66. Mr. O’Sullivan, just prior to this application, issued a plenary summons on 16th October, 2015, seeking various declarations that ss. 3,6,7,8 and 15 of the Solicitors (Amendment) Act 1960, as substituted and amended by subsequent Acts, are invalid having regard to the provisions of the Constitution and/or are incompatible with the State’s obligations under Article 6 of the European Convention on Human Rights. Some of the issues sought to be raised in these proceedings appear to be similar to issues raised in the previous proceedings referred to above, though raised in respect of an earlier stage of the disciplinary process. Declarations are also sought that the order of the Disciplinary Tribunal, in this case, is void and invalid as a result of this unconstitutionality. An order is also sought preventing the Law Society from bringing the order of the Disciplinary Tribunal before this Court, under the provisions of the Act. I am satisfied that the provisions under which this application is made carry a presumption of constitutionality and I am not satisfied that there is any basis upon which to adjourn or strike out these proceedings pending the determination of Mr. O’ Sullivan’s plenary proceedings in respect of the Act.

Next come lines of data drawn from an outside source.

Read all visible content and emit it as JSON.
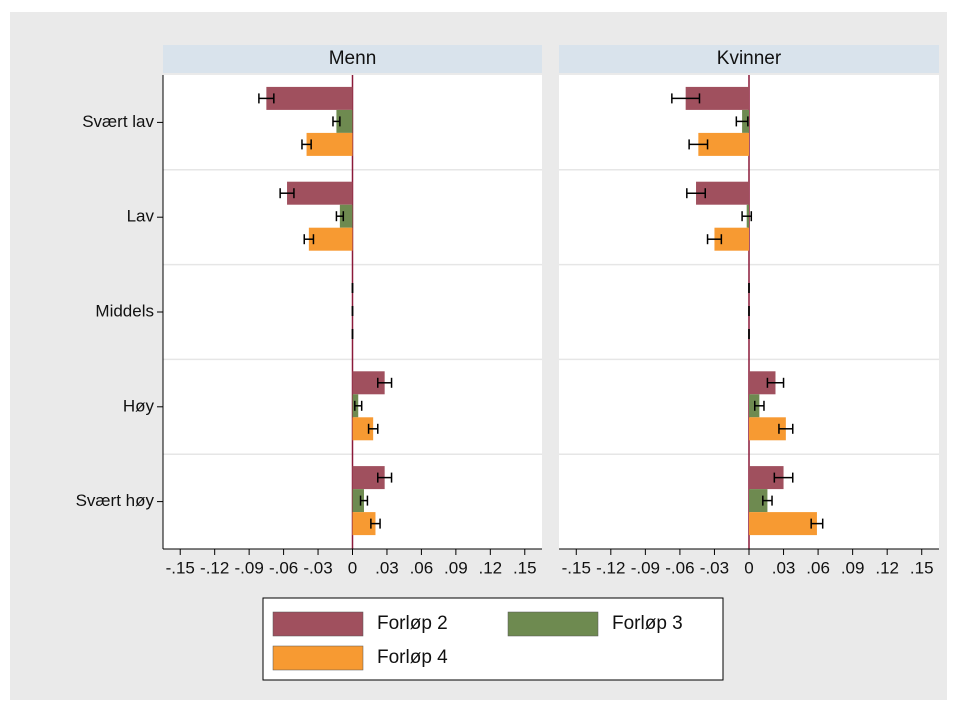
{
  "chart_data": {
    "type": "bar",
    "orientation": "horizontal",
    "categories": [
      "Svært lav",
      "Lav",
      "Middels",
      "Høy",
      "Svært høy"
    ],
    "xlim": [
      -0.165,
      0.165
    ],
    "xticks": [
      {
        "value": -0.15,
        "label": "-.15"
      },
      {
        "value": -0.12,
        "label": "-.12"
      },
      {
        "value": -0.09,
        "label": "-.09"
      },
      {
        "value": -0.06,
        "label": "-.06"
      },
      {
        "value": -0.03,
        "label": "-.03"
      },
      0,
      {
        "value": 0.03,
        "label": ".03"
      },
      {
        "value": 0.06,
        "label": ".06"
      },
      {
        "value": 0.09,
        "label": ".09"
      },
      {
        "value": 0.12,
        "label": ".12"
      },
      {
        "value": 0.15,
        "label": ".15"
      }
    ],
    "zero_line_color": "#8b1a3a",
    "series": [
      {
        "name": "Forløp 2",
        "color": "#a0505e"
      },
      {
        "name": "Forløp 3",
        "color": "#6e8a50"
      },
      {
        "name": "Forløp 4",
        "color": "#f79a32"
      }
    ],
    "panels": [
      {
        "title": "Menn",
        "series": [
          {
            "values": [
              -0.075,
              -0.057,
              0,
              0.028,
              0.028
            ],
            "errors": [
              0.0065,
              0.006,
              0,
              0.006,
              0.006
            ]
          },
          {
            "values": [
              -0.014,
              -0.011,
              0,
              0.005,
              0.01
            ],
            "errors": [
              0.003,
              0.003,
              0,
              0.003,
              0.003
            ]
          },
          {
            "values": [
              -0.04,
              -0.038,
              0,
              0.018,
              0.02
            ],
            "errors": [
              0.004,
              0.004,
              0,
              0.004,
              0.004
            ]
          }
        ]
      },
      {
        "title": "Kvinner",
        "series": [
          {
            "values": [
              -0.055,
              -0.046,
              0,
              0.023,
              0.03
            ],
            "errors": [
              0.012,
              0.008,
              0,
              0.007,
              0.008
            ]
          },
          {
            "values": [
              -0.006,
              -0.002,
              0,
              0.009,
              0.016
            ],
            "errors": [
              0.005,
              0.004,
              0,
              0.004,
              0.004
            ]
          },
          {
            "values": [
              -0.044,
              -0.03,
              0,
              0.032,
              0.059
            ],
            "errors": [
              0.008,
              0.006,
              0,
              0.006,
              0.005
            ]
          }
        ]
      }
    ]
  }
}
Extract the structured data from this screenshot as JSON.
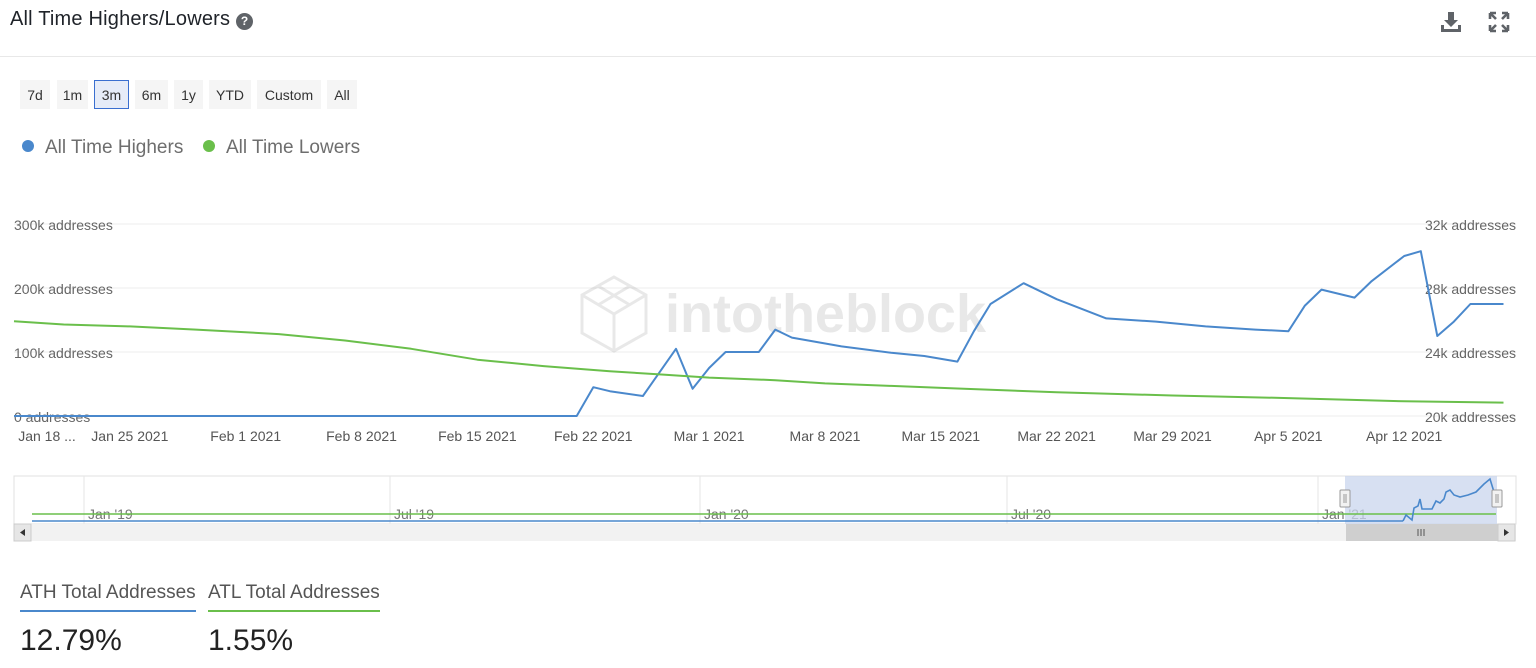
{
  "header": {
    "title": "All Time Highers/Lowers",
    "help_glyph": "?",
    "download_icon": "download-icon",
    "expand_icon": "expand-icon"
  },
  "range_buttons": [
    {
      "label": "7d",
      "active": false
    },
    {
      "label": "1m",
      "active": false
    },
    {
      "label": "3m",
      "active": true
    },
    {
      "label": "6m",
      "active": false
    },
    {
      "label": "1y",
      "active": false
    },
    {
      "label": "YTD",
      "active": false
    },
    {
      "label": "Custom",
      "active": false
    },
    {
      "label": "All",
      "active": false
    }
  ],
  "legend": [
    {
      "name": "All Time Highers",
      "color": "#4a88cc"
    },
    {
      "name": "All Time Lowers",
      "color": "#6abf4b"
    }
  ],
  "watermark": "intotheblock",
  "chart_data": {
    "type": "line",
    "title": "",
    "y_left": {
      "ticks": [
        "0 addresses",
        "100k addresses",
        "200k addresses",
        "300k addresses"
      ],
      "range": [
        0,
        300000
      ]
    },
    "y_right": {
      "ticks": [
        "20k addresses",
        "24k addresses",
        "28k addresses",
        "32k addresses"
      ],
      "range": [
        20000,
        32000
      ]
    },
    "x_ticks": [
      "Jan 18 ...",
      "Jan 25 2021",
      "Feb 1 2021",
      "Feb 8 2021",
      "Feb 15 2021",
      "Feb 22 2021",
      "Mar 1 2021",
      "Mar 8 2021",
      "Mar 15 2021",
      "Mar 22 2021",
      "Mar 29 2021",
      "Apr 5 2021",
      "Apr 12 2021"
    ],
    "x_range": [
      "2021-01-18",
      "2021-04-15"
    ],
    "grid": true,
    "legend_position": "top-left",
    "series": [
      {
        "name": "All Time Highers",
        "color": "#4a88cc",
        "axis": "right",
        "points": [
          [
            "2021-01-18",
            20000
          ],
          [
            "2021-02-21",
            20000
          ],
          [
            "2021-02-22",
            21800
          ],
          [
            "2021-02-23",
            21550
          ],
          [
            "2021-02-25",
            21250
          ],
          [
            "2021-02-27",
            24200
          ],
          [
            "2021-02-28",
            21700
          ],
          [
            "2021-03-01",
            23000
          ],
          [
            "2021-03-02",
            24000
          ],
          [
            "2021-03-04",
            24000
          ],
          [
            "2021-03-05",
            25400
          ],
          [
            "2021-03-06",
            24900
          ],
          [
            "2021-03-09",
            24350
          ],
          [
            "2021-03-12",
            23950
          ],
          [
            "2021-03-14",
            23750
          ],
          [
            "2021-03-16",
            23400
          ],
          [
            "2021-03-17",
            25300
          ],
          [
            "2021-03-18",
            27000
          ],
          [
            "2021-03-20",
            28300
          ],
          [
            "2021-03-22",
            27300
          ],
          [
            "2021-03-25",
            26100
          ],
          [
            "2021-03-28",
            25900
          ],
          [
            "2021-03-31",
            25600
          ],
          [
            "2021-04-03",
            25400
          ],
          [
            "2021-04-05",
            25300
          ],
          [
            "2021-04-06",
            26900
          ],
          [
            "2021-04-07",
            27900
          ],
          [
            "2021-04-09",
            27400
          ],
          [
            "2021-04-10",
            28400
          ],
          [
            "2021-04-12",
            30000
          ],
          [
            "2021-04-13",
            30300
          ],
          [
            "2021-04-14",
            25000
          ],
          [
            "2021-04-15",
            25900
          ],
          [
            "2021-04-16",
            27000
          ],
          [
            "2021-04-18",
            27000
          ]
        ]
      },
      {
        "name": "All Time Lowers",
        "color": "#6abf4b",
        "axis": "left",
        "points": [
          [
            "2021-01-18",
            148000
          ],
          [
            "2021-01-21",
            143000
          ],
          [
            "2021-01-25",
            140000
          ],
          [
            "2021-01-29",
            135000
          ],
          [
            "2021-02-03",
            128000
          ],
          [
            "2021-02-07",
            118000
          ],
          [
            "2021-02-11",
            105000
          ],
          [
            "2021-02-15",
            88000
          ],
          [
            "2021-02-19",
            78000
          ],
          [
            "2021-02-23",
            70000
          ],
          [
            "2021-02-26",
            65000
          ],
          [
            "2021-03-01",
            60000
          ],
          [
            "2021-03-05",
            56000
          ],
          [
            "2021-03-08",
            51000
          ],
          [
            "2021-03-12",
            47000
          ],
          [
            "2021-03-16",
            43000
          ],
          [
            "2021-03-22",
            37000
          ],
          [
            "2021-03-29",
            32000
          ],
          [
            "2021-04-05",
            28000
          ],
          [
            "2021-04-12",
            23000
          ],
          [
            "2021-04-18",
            21000
          ]
        ]
      }
    ],
    "navigator": {
      "labels": [
        "Jan '19",
        "Jul '19",
        "Jan '20",
        "Jul '20",
        "Jan '21"
      ]
    }
  },
  "stats": [
    {
      "label": "ATH Total Addresses",
      "value": "12.79%",
      "color": "#4a88cc"
    },
    {
      "label": "ATL Total Addresses",
      "value": "1.55%",
      "color": "#6abf4b"
    }
  ]
}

67. Though the jurisdiction of the court on this application is defined by sections 7 and 8 of the Solicitors (Amendment) Act 1960 as amended, Mr. O’Sullivan canvassed the issue of objective bias in the course of the hearing. I am not satisfied that there is any basis for the submissions made by Mr. O’Sullivan in respect of his complaints concerning the failure of the chairman of the Disciplinary Tribunal to recuse himself. Mr. O’Sullivan was given a full opportunity to vent this matter before the Tribunal which he declined by his non-attendance. Notwithstanding his non-attendance, the matter was adjudicated upon by the Tribunal when it considered the letter outlining his objections prior to entering upon the hearing of the case. Insofar as Mr. O’Sullivan’s plenary proceedings related to that issue, I regard them as wholly unmeritorious. No application has been made by way of notice of motion grounded on affidavit for any relief in respect of that issue. Though Mr. O’Sullivan appeared in person and made submissions as to why the matter ought not to proceed, I am satisfied that Mr. O’Sullivan was afforded a hearing before the Disciplinary Tribunal which was in accordance with fair procedures under Article 40.3 of the Constitution and the Act.

68. Therefore, I am satisfied that the recommendations of the Disciplinary Tribunal in relation to the sanctions to be imposed upon Mr. O’Sullivan as a result of the findings of misconduct made are appropriate. I will therefore direct that the sanctions set out at paragraph 59 of this judgment be applied to Mr. O’Sullivan in their entirety and for the reasons set out above.